I could do nothing but obey—no other path lay open. With sinking heart I passed my arm again about the waist of my companion, who had seemingly lapsed into a sort of stupor, and followed Pasdeloup who was awaiting us impatiently at a little distance.
“This way,” he said; and turned from the bed of the torrent up the steep hillside. I paused for one backward glance at the friend I had abandoned. He was standing erect, pistols in hand. The tears blinded me, and I hastened on.
In a moment Pasdeloup stopped.
“Do you see that ledge of rock up yonder overgrown with vines?” he asked. “Put the vines aside and you will find behind them a very comfortable cavern. Enter it and you are safe.”

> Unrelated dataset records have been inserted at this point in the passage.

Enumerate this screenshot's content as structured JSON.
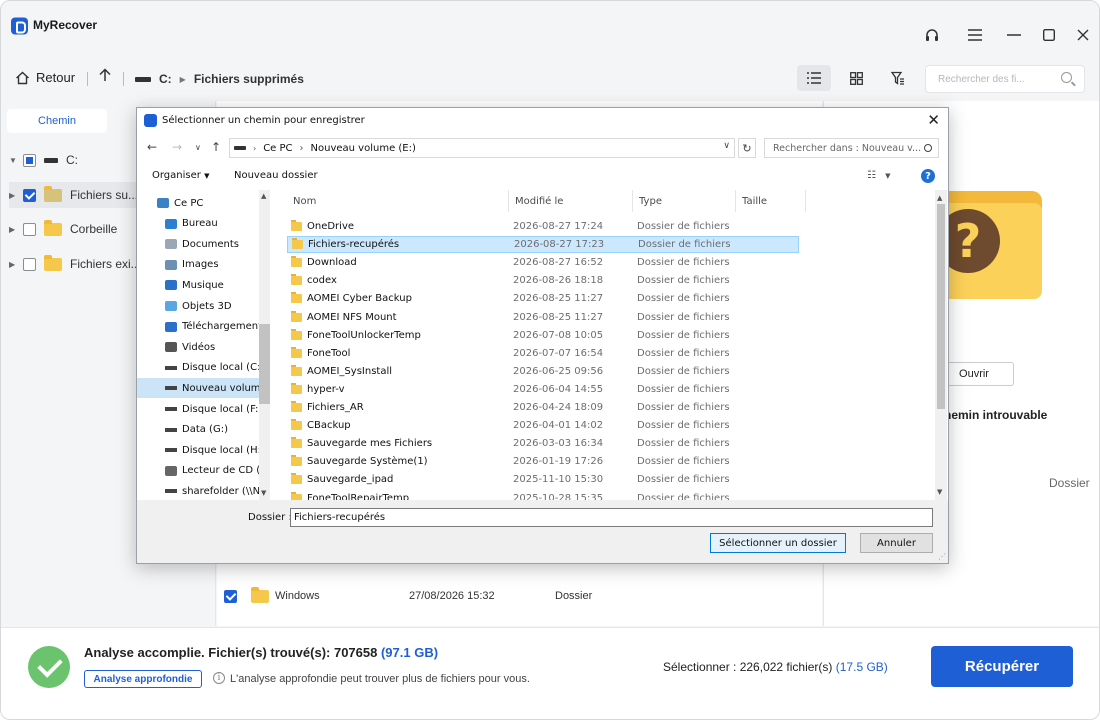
{
  "app": {
    "title": "MyRecover",
    "window_controls": [
      "headset-icon",
      "menu-icon",
      "minimize-icon",
      "maximize-icon",
      "close-icon"
    ]
  },
  "toolbar": {
    "back_label": "Retour",
    "drive": "C:",
    "current_folder": "Fichiers supprimés",
    "search_placeholder": "Rechercher des fi..."
  },
  "left_panel": {
    "tab_label": "Chemin",
    "tree": [
      {
        "label": "C:",
        "state": "partial",
        "level": 0
      },
      {
        "label": "Fichiers su...",
        "state": "checked",
        "level": 1
      },
      {
        "label": "Corbeille",
        "state": "unchecked",
        "level": 1
      },
      {
        "label": "Fichiers exi...",
        "state": "unchecked",
        "level": 1
      }
    ]
  },
  "main": {
    "visible_row": {
      "name": "Windows",
      "date": "27/08/2026 15:32",
      "type": "Dossier"
    }
  },
  "right_panel": {
    "open_label": "Ouvrir",
    "not_found": "hemin introuvable",
    "type_label": "Dossier"
  },
  "bottom": {
    "status_prefix": "Analyse accomplie. Fichier(s) trouvé(s): 707658 ",
    "status_size": "(97.1 GB)",
    "deep_scan_label": "Analyse approfondie",
    "info_text": "L'analyse approfondie peut trouver plus de fichiers pour vous.",
    "selection_prefix": "Sélectionner : 226,022 fichier(s) ",
    "selection_size": "(17.5 GB)",
    "recover_label": "Récupérer"
  },
  "dialog": {
    "title": "Sélectionner un chemin pour enregistrer",
    "address": [
      "Ce PC",
      "Nouveau volume (E:)"
    ],
    "search_placeholder": "Rechercher dans : Nouveau v...",
    "organize_label": "Organiser",
    "new_folder_label": "Nouveau dossier",
    "nav_items": [
      {
        "label": "Ce PC",
        "icon": "pc-icon"
      },
      {
        "label": "Bureau",
        "icon": "desktop-icon"
      },
      {
        "label": "Documents",
        "icon": "documents-icon"
      },
      {
        "label": "Images",
        "icon": "images-icon"
      },
      {
        "label": "Musique",
        "icon": "music-icon"
      },
      {
        "label": "Objets 3D",
        "icon": "3d-objects-icon"
      },
      {
        "label": "Téléchargements",
        "icon": "downloads-icon"
      },
      {
        "label": "Vidéos",
        "icon": "videos-icon"
      },
      {
        "label": "Disque local (C:)",
        "icon": "drive-icon"
      },
      {
        "label": "Nouveau volum",
        "icon": "drive-icon",
        "selected": true
      },
      {
        "label": "Disque local (F:)",
        "icon": "drive-icon"
      },
      {
        "label": "Data (G:)",
        "icon": "drive-icon"
      },
      {
        "label": "Disque local (H:)",
        "icon": "drive-icon"
      },
      {
        "label": "Lecteur de CD (I:",
        "icon": "cd-icon"
      },
      {
        "label": "sharefolder (\\\\N",
        "icon": "network-drive-icon"
      }
    ],
    "columns": [
      "Nom",
      "Modifié le",
      "Type",
      "Taille"
    ],
    "files": [
      {
        "name": "OneDrive",
        "date": "2026-08-27 17:24",
        "type": "Dossier de fichiers"
      },
      {
        "name": "Fichiers-recupérés",
        "date": "2026-08-27 17:23",
        "type": "Dossier de fichiers",
        "selected": true
      },
      {
        "name": "Download",
        "date": "2026-08-27 16:52",
        "type": "Dossier de fichiers"
      },
      {
        "name": "codex",
        "date": "2026-08-26 18:18",
        "type": "Dossier de fichiers"
      },
      {
        "name": "AOMEI Cyber Backup",
        "date": "2026-08-25 11:27",
        "type": "Dossier de fichiers"
      },
      {
        "name": "AOMEI NFS Mount",
        "date": "2026-08-25 11:27",
        "type": "Dossier de fichiers"
      },
      {
        "name": "FoneToolUnlockerTemp",
        "date": "2026-07-08 10:05",
        "type": "Dossier de fichiers"
      },
      {
        "name": "FoneTool",
        "date": "2026-07-07 16:54",
        "type": "Dossier de fichiers"
      },
      {
        "name": "AOMEI_SysInstall",
        "date": "2026-06-25 09:56",
        "type": "Dossier de fichiers"
      },
      {
        "name": "hyper-v",
        "date": "2026-06-04 14:55",
        "type": "Dossier de fichiers"
      },
      {
        "name": "Fichiers_AR",
        "date": "2026-04-24 18:09",
        "type": "Dossier de fichiers"
      },
      {
        "name": "CBackup",
        "date": "2026-04-01 14:02",
        "type": "Dossier de fichiers"
      },
      {
        "name": "Sauvegarde mes Fichiers",
        "date": "2026-03-03 16:34",
        "type": "Dossier de fichiers"
      },
      {
        "name": "Sauvegarde Système(1)",
        "date": "2026-01-19 17:26",
        "type": "Dossier de fichiers"
      },
      {
        "name": "Sauvegarde_ipad",
        "date": "2025-11-10 15:30",
        "type": "Dossier de fichiers"
      },
      {
        "name": "FoneToolRepairTemp",
        "date": "2025-10-28 15:35",
        "type": "Dossier de fichiers"
      }
    ],
    "folder_label": "Dossier :",
    "folder_value": "Fichiers-recupérés",
    "select_label": "Sélectionner un dossier",
    "cancel_label": "Annuler"
  }
}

“And you?” I asked, seeing that he turned away.
“I? Oh, I return to my master;” and he was off in an instant.
I gazed after him, touched anew by that dog-like devotion, until he disappeared from sight down the bed of the torrent. In the distance I heard a rattle of muskets. They were attacking him, then; and I pictured to myself that gallant figure defying them, his eyes gleaming, a smile upon his lips. Ah, if I were only there beside him!

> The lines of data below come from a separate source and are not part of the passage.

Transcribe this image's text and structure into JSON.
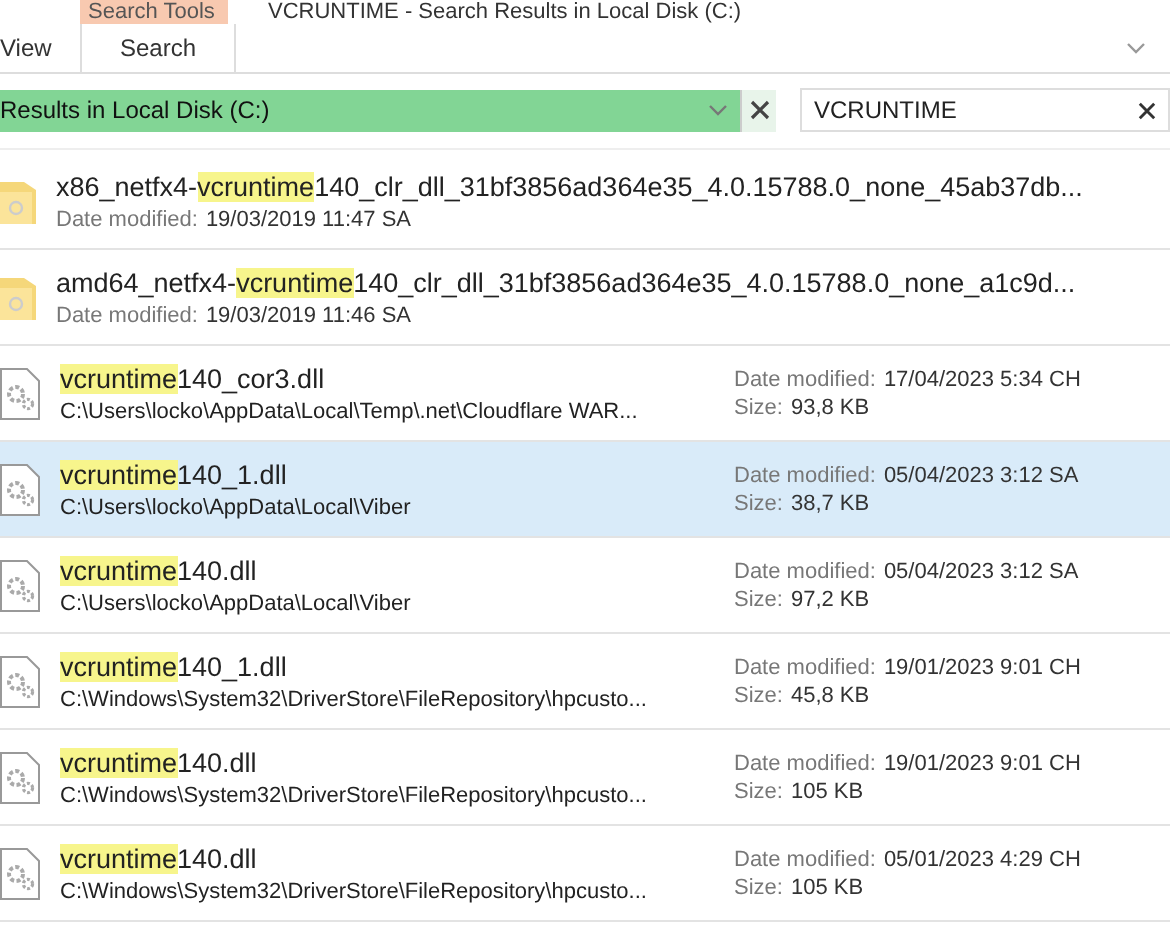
{
  "ribbon": {
    "context_tab": "Search Tools",
    "title": "VCRUNTIME - Search Results in Local Disk (C:)",
    "tabs": [
      {
        "label": "View",
        "selected": false
      },
      {
        "label": "Search",
        "selected": true
      }
    ]
  },
  "address": {
    "text": "Results in Local Disk (C:)"
  },
  "search": {
    "value": "VCRUNTIME"
  },
  "results": [
    {
      "kind": "folder",
      "selected": false,
      "name": [
        {
          "text": "x86_netfx4-",
          "highlight": false
        },
        {
          "text": "vcruntime",
          "highlight": true
        },
        {
          "text": "140_clr_dll_31bf3856ad364e35_4.0.15788.0_none_45ab37db...",
          "highlight": false
        }
      ],
      "date_label": "Date modified:",
      "date": "19/03/2019 11:47 SA"
    },
    {
      "kind": "folder",
      "selected": false,
      "name": [
        {
          "text": "amd64_netfx4-",
          "highlight": false
        },
        {
          "text": "vcruntime",
          "highlight": true
        },
        {
          "text": "140_clr_dll_31bf3856ad364e35_4.0.15788.0_none_a1c9d...",
          "highlight": false
        }
      ],
      "date_label": "Date modified:",
      "date": "19/03/2019 11:46 SA"
    },
    {
      "kind": "file",
      "selected": false,
      "name": [
        {
          "text": "vcruntime",
          "highlight": true
        },
        {
          "text": "140_cor3.dll",
          "highlight": false
        }
      ],
      "path": "C:\\Users\\locko\\AppData\\Local\\Temp\\.net\\Cloudflare WAR...",
      "date_label": "Date modified:",
      "date": "17/04/2023 5:34 CH",
      "size_label": "Size:",
      "size": "93,8 KB"
    },
    {
      "kind": "file",
      "selected": true,
      "name": [
        {
          "text": "vcruntime",
          "highlight": true
        },
        {
          "text": "140_1.dll",
          "highlight": false
        }
      ],
      "path": "C:\\Users\\locko\\AppData\\Local\\Viber",
      "date_label": "Date modified:",
      "date": "05/04/2023 3:12 SA",
      "size_label": "Size:",
      "size": "38,7 KB"
    },
    {
      "kind": "file",
      "selected": false,
      "name": [
        {
          "text": "vcruntime",
          "highlight": true
        },
        {
          "text": "140.dll",
          "highlight": false
        }
      ],
      "path": "C:\\Users\\locko\\AppData\\Local\\Viber",
      "date_label": "Date modified:",
      "date": "05/04/2023 3:12 SA",
      "size_label": "Size:",
      "size": "97,2 KB"
    },
    {
      "kind": "file",
      "selected": false,
      "name": [
        {
          "text": "vcruntime",
          "highlight": true
        },
        {
          "text": "140_1.dll",
          "highlight": false
        }
      ],
      "path": "C:\\Windows\\System32\\DriverStore\\FileRepository\\hpcusto...",
      "date_label": "Date modified:",
      "date": "19/01/2023 9:01 CH",
      "size_label": "Size:",
      "size": "45,8 KB"
    },
    {
      "kind": "file",
      "selected": false,
      "name": [
        {
          "text": "vcruntime",
          "highlight": true
        },
        {
          "text": "140.dll",
          "highlight": false
        }
      ],
      "path": "C:\\Windows\\System32\\DriverStore\\FileRepository\\hpcusto...",
      "date_label": "Date modified:",
      "date": "19/01/2023 9:01 CH",
      "size_label": "Size:",
      "size": "105 KB"
    },
    {
      "kind": "file",
      "selected": false,
      "name": [
        {
          "text": "vcruntime",
          "highlight": true
        },
        {
          "text": "140.dll",
          "highlight": false
        }
      ],
      "path": "C:\\Windows\\System32\\DriverStore\\FileRepository\\hpcusto...",
      "date_label": "Date modified:",
      "date": "05/01/2023 4:29 CH",
      "size_label": "Size:",
      "size": "105 KB"
    }
  ]
}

Then suddenly I became conscious of a dead weight on my arm, and glanced down to see that Charlotte was lying there unconscious.
CHAPTER XVII.
I TAKE A VOW.
For an instant I was so shaken by that dead weight on my arm, by that white drawn face turned blindly up to mine, that my heart stopped in my bosom; for I recalled that other white face and that other limp form I had seen but a moment since. Then I shook the horror off.